I begin by holding the longest hair out of the way with my free hand, and drying in sections carefully using steady blowing and no circular motions, using the slow speed if you have a multi-speed dryer. Specifically for the rear legs: hold a handful of the long feathering up with your free hand, and dry the portion closest to the hock first, then let a bit more feathering down, and again dry by blowing straight down onto it. I continue working from the lowest feathering on the leg, toward the top near the tail. I am still blowing from the skin out, and frequently brushing as I go. Same thing for the dogs underside and bib, use the diffused nozzle and blow straight and carefully, and brush often.
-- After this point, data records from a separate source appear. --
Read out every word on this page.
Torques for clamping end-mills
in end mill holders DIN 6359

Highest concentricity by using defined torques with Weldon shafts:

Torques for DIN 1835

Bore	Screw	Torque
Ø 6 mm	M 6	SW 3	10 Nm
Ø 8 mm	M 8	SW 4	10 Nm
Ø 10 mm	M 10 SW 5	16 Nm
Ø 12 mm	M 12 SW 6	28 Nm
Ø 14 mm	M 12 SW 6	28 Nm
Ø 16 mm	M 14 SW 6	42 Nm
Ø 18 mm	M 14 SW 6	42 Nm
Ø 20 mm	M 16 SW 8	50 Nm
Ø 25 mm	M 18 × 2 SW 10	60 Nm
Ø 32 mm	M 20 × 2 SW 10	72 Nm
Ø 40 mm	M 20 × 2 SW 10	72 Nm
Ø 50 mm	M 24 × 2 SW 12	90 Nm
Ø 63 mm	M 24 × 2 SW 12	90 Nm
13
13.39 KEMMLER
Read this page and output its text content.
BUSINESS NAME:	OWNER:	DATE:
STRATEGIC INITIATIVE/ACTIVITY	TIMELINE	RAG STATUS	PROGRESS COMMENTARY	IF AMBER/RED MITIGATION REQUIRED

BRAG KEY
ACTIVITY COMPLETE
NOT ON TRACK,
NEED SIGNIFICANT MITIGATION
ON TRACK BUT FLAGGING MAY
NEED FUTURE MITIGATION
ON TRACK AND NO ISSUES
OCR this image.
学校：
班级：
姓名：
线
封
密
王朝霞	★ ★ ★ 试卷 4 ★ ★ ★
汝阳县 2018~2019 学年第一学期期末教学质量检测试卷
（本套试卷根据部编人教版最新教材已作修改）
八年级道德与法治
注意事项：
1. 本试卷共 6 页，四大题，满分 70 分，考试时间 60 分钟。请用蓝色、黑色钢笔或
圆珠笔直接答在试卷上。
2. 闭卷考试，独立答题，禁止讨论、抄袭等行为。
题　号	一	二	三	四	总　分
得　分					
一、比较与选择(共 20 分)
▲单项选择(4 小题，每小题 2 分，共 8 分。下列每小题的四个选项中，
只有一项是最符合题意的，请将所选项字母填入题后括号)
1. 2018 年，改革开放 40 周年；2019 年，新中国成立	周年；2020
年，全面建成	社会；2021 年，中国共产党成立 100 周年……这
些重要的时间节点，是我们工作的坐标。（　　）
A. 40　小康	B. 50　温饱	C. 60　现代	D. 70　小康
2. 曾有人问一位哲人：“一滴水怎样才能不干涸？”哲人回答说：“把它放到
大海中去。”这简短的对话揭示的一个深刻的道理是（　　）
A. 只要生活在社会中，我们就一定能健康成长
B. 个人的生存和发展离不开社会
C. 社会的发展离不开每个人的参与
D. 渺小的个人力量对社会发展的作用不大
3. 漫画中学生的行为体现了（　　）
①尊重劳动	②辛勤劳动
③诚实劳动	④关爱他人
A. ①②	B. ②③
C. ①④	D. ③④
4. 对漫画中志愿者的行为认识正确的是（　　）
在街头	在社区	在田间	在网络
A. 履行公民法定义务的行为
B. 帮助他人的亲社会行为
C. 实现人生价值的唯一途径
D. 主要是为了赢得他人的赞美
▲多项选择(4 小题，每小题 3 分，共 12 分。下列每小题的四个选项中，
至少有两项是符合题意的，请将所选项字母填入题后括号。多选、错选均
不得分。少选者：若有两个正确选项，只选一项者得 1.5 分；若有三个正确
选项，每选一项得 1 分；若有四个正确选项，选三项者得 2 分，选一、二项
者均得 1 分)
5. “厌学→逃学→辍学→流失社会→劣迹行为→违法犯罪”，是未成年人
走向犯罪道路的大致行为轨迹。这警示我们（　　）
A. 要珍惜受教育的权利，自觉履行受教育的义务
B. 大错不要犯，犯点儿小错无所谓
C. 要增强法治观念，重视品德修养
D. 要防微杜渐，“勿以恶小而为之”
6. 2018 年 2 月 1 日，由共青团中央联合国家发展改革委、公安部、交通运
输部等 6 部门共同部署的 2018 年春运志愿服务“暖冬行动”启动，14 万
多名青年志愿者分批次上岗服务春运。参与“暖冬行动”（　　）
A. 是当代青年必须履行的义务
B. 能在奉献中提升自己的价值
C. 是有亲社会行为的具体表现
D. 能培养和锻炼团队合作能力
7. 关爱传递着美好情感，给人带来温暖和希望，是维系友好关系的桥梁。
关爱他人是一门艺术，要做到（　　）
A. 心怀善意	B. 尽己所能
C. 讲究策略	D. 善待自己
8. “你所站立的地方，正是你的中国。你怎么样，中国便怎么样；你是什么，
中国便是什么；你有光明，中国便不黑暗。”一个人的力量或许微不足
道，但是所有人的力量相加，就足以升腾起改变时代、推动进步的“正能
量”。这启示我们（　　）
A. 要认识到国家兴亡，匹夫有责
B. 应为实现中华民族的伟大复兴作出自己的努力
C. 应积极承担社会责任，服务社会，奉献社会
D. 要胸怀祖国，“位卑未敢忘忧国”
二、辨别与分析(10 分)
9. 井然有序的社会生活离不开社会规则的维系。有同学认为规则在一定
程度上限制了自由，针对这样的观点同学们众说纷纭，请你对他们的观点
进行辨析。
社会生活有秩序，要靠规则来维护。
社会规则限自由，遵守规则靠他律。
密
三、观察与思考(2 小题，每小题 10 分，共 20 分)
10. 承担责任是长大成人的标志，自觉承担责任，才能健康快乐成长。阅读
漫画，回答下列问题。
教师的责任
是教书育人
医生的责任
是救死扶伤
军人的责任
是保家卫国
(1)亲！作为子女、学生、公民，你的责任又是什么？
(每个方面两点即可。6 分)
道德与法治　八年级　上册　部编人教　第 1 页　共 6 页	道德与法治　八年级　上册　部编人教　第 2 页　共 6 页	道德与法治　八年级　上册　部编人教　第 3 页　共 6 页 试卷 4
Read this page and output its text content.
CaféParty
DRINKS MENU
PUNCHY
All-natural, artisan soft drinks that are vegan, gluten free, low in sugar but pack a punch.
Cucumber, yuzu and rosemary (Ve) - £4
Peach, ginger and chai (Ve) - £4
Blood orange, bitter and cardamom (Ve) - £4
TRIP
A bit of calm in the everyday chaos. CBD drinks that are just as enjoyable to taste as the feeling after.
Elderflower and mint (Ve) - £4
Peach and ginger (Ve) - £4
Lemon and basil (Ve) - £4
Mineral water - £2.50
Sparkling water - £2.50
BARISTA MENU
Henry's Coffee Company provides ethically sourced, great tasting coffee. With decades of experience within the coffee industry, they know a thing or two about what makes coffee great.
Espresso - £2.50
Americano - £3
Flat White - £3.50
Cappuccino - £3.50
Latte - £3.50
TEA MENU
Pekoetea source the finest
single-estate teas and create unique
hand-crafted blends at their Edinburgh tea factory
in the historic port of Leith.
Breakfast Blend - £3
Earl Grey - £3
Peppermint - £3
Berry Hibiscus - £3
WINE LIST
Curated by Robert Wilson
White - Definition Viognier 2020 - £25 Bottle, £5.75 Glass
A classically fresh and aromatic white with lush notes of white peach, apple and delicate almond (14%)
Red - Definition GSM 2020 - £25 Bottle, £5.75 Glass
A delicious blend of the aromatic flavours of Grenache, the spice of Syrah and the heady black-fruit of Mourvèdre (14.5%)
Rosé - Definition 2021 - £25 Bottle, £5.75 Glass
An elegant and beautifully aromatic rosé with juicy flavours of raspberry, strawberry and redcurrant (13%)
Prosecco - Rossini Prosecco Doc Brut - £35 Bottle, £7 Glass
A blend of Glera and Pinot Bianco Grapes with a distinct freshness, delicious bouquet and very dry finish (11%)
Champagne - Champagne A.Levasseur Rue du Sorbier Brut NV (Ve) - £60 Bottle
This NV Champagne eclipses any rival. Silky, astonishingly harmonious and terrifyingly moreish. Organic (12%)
The tail should be brushed/combed carefully before you start attempting to blow it dry. During the initial "shooting off" the excess water, you should be holding the dogs tail straight down toward the table or floor, and blowing the top of the tail only and blowing in the
direction of the growth of the hair which is from the tail set toward the tip of the tail. Later, when you have come back to work on this area again, use the diffused nozzle, or no nozzle and dry both the top and bottom of the tail from the skin out, carefully, with the straight
blowing technique NOT circular motion.
Pay special attention to getting the croup (rump) and tail set area, both above the tail, around and underneath the tail set and well down the thickest part of the tail, very well dried to avoid getting a "cold" in the dogs tail. I personally do two trouble spots first when grooming my dogs, and this is one of them that gets special attention for that reason. A "cold in the tail" is quite painful for the dog, very unsightly & pitiful looking, and just needs time to go away. Easily diagnosed, as the tail will look like it "died, or was broken" and it just hangs straight down about 4 inches out from the base of the tail.
The other area I pay special attention to is the area at the back of the skull at the occiput where the hair on the head meets the neck. This often will curl up and forward toward the head in a unsightly way, if it is not totally & completely dried and brushed flat when you first start drying the dog.
When I believe I have the dog well dried, I will then start at the dogs head, with no nozzle on the dryer hose, and essentially "brush the dog with air" in the direction the hair should lay. When I've completed that, the dryer is shut off, and I comb & brush the dog for the final time. Any trimming that next touching up would be done at this time. I then have the dog "air dry" more, either with supervision in the house, or with supervision outside for another half hour to avoid their laying down and crimping/pressing hair!
The whole process, will usually take me at least 1.75 hrs. per dog, and longer if I am working for a "show" finish. When I am finished, the dog is DRY, from the skin out. If your dogs are NOT prone to hotspots, if you blow them dry using these instructions, but don't get them totally dry, just make sure they stay active whether inside the house, or outside so they continue to "air dry" before curling up to snooze. The purpose is to be absolutely sure they are extremely dry, before laying down and pressure "setting" their coat in a undesirable way. This is most important of course, if you are preparing a dog for the show ring ahead of time, i.e. the night before if you are unable to reach the show site in time to do a full groom before ring time. Now days, most successful Golden handlers do a full blow dry
just prior to their ring performance if at all possible.